G: Vielleicht wird es bei der Rentenreform gewisse Kompromisse geben. In der Gesundheitspolitik halte ich das nicht für möglich. Ich denke, das wird auch die große Geduldsprobe der großen Koalition werden. Es wird eben eine Politik der kleinen Schritte werden, und die breite Bevölkerung wird einfach nur merken, dass sie weniger Geld in der Tasche hat: Dem Bürger wird immer mehr weggenommen, und er versteht immer weniger.

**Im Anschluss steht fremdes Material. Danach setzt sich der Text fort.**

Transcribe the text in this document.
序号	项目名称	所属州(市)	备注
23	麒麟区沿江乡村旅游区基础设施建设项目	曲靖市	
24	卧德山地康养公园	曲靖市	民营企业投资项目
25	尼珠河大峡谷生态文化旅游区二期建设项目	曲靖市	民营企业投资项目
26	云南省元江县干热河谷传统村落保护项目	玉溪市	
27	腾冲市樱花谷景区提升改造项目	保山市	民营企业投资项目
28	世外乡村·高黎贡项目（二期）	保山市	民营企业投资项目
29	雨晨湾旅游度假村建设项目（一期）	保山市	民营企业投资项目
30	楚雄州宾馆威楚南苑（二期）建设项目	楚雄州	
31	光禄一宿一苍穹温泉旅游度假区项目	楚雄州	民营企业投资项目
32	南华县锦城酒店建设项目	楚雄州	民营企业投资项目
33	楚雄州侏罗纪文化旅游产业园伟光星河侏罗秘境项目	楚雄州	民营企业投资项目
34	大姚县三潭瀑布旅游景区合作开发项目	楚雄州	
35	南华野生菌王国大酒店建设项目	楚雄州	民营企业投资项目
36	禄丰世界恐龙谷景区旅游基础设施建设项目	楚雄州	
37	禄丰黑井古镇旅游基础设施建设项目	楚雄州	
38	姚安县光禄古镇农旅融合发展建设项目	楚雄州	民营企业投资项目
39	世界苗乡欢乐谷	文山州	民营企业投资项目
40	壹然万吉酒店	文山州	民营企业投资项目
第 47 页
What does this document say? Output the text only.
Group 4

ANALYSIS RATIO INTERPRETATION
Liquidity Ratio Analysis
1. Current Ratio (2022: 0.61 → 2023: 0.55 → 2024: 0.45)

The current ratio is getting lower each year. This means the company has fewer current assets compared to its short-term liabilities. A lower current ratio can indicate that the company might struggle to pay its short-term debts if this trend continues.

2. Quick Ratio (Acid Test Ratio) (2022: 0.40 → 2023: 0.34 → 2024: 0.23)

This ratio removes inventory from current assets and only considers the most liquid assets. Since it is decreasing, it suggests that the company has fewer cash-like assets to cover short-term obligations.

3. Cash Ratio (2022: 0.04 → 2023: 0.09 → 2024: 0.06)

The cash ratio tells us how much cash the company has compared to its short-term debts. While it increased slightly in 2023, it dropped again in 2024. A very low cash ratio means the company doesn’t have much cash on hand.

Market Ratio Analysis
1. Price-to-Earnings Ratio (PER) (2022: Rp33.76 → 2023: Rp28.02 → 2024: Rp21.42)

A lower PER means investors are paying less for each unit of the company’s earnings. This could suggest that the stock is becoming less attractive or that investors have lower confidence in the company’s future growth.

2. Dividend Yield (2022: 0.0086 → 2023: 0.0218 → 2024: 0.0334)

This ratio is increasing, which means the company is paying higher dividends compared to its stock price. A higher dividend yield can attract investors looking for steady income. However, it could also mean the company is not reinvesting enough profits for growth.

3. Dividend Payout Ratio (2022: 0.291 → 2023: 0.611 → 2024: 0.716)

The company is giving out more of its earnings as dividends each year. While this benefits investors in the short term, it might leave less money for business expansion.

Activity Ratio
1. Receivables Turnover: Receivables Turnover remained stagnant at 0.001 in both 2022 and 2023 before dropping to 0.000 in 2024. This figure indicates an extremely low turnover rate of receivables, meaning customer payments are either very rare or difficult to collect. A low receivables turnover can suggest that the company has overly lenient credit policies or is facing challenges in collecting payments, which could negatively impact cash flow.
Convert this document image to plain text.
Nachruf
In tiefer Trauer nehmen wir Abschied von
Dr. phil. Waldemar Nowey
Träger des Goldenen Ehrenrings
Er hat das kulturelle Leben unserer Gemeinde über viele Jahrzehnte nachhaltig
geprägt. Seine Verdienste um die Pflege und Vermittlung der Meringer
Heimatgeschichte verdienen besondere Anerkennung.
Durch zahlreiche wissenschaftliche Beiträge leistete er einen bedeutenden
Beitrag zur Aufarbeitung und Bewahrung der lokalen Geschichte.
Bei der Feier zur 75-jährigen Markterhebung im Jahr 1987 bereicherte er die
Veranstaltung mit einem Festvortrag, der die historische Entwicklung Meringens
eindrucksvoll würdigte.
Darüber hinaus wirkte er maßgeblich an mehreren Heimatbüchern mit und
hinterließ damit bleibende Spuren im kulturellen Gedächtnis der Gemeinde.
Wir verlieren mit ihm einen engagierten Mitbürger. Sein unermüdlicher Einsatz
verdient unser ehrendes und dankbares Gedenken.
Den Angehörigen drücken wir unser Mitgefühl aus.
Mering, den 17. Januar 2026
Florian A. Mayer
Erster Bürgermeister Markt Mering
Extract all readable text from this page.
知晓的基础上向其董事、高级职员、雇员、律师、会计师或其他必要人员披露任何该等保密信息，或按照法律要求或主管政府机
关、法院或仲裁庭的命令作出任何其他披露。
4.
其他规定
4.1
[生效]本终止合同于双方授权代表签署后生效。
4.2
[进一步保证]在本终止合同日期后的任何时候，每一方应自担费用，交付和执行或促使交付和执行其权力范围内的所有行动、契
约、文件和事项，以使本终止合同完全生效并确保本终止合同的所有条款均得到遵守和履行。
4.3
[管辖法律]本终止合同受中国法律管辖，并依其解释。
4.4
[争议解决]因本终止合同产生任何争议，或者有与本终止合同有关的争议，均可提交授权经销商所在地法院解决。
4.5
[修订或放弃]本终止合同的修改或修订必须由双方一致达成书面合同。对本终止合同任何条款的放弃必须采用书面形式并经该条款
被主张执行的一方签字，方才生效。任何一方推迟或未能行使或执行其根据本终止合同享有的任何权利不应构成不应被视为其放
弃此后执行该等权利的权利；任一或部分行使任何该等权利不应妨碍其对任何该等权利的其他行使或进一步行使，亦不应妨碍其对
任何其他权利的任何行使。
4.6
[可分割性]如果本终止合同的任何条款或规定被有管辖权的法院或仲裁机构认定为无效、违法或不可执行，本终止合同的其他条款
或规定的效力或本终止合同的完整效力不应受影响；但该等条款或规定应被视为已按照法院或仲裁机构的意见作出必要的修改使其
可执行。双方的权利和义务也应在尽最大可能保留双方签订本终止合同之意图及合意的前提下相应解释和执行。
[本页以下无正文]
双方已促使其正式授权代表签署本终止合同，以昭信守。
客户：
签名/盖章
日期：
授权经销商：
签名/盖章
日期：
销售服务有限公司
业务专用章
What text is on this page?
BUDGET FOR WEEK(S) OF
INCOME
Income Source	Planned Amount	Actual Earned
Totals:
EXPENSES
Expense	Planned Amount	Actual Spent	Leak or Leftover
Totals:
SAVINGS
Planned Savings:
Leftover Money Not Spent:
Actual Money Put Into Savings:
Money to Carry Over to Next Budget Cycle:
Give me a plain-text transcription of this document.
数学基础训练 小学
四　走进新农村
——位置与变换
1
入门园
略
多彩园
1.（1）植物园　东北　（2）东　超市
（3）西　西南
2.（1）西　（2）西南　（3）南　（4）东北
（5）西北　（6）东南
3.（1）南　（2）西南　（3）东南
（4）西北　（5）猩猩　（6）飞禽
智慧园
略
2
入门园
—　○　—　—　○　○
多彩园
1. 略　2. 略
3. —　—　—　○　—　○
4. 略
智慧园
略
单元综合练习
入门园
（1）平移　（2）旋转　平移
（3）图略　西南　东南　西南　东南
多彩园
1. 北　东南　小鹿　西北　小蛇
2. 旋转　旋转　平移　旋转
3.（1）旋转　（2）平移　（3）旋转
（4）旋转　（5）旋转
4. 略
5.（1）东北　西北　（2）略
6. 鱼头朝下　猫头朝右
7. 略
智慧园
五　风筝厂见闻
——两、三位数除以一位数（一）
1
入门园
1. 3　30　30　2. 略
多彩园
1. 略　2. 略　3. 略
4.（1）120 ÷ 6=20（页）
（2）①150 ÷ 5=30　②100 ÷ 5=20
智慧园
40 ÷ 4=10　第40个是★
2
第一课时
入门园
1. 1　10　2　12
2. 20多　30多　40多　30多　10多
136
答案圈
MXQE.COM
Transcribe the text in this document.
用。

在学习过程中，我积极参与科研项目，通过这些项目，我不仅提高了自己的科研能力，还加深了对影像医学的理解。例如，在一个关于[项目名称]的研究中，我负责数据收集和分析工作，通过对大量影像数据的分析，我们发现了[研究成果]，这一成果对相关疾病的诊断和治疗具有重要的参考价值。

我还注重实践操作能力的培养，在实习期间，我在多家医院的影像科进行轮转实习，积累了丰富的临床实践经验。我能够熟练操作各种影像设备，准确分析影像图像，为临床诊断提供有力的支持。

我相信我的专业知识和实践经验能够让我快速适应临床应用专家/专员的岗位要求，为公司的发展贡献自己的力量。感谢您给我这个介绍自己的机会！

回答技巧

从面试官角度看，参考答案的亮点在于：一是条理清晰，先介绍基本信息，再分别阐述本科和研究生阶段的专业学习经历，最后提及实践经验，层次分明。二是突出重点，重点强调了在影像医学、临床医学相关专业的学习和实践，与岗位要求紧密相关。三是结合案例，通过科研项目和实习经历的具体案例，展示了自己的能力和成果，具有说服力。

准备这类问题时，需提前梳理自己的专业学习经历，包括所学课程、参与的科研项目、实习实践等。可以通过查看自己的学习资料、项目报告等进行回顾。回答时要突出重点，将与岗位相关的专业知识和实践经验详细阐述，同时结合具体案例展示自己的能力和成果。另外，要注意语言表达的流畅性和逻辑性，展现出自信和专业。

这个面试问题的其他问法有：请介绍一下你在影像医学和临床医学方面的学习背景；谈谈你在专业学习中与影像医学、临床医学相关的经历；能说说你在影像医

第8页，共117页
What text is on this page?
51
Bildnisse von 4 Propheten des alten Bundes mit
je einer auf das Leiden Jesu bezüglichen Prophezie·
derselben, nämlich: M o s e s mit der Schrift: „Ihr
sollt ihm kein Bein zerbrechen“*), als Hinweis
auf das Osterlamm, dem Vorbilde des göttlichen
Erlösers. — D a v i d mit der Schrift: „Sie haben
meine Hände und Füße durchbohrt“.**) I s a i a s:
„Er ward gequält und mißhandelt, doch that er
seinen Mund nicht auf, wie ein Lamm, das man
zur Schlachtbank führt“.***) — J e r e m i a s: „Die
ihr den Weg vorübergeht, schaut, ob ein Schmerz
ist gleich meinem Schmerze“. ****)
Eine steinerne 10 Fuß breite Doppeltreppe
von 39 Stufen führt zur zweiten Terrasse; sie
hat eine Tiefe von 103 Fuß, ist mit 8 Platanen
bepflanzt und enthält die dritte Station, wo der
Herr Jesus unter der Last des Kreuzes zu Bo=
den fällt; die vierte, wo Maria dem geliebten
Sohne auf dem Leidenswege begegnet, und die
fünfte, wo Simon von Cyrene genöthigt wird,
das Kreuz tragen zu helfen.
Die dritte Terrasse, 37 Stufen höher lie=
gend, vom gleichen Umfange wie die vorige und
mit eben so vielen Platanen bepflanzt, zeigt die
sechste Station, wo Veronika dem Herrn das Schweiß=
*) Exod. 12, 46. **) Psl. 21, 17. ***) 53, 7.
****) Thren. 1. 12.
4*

P: Haben sich eigentlich durch die weibliche Bundeskanzlerin Angela Merkel neue Impulse für Deutschland und die Politikkultur in unserem Land ergeben?

G: Ich spüre Veränderungen, die dadurch entstehen, wie über Frau Merkel und die Tatsache, dass sie eine Frau ist, gesprochen wird. Ihre Wahl hat viel für uns Frauen bewegt, ist aber auch dem Ansehen Deutschlands in der Welt sehr zuträglich. Obwohl ich Sympathien für Frau Merkels Politik habe, müssen wir als Opposition bei diesem Zweidrittel–Einheitsbrei den Finger in die Wunde legen und dürfen nicht alles gut heißen – das kann auch für Deutschland nicht gut sein.

P: Regiert Ihre Partei in vier Jahren gemeinsam mit der CDU?

G: Es ist denkbar.

P: Unter Kanzlerin Merkel?

G: Oder unter Kanzler Guido.

P: Grüßen Sie uns Berlin! Vielen Dank für das Gespräch.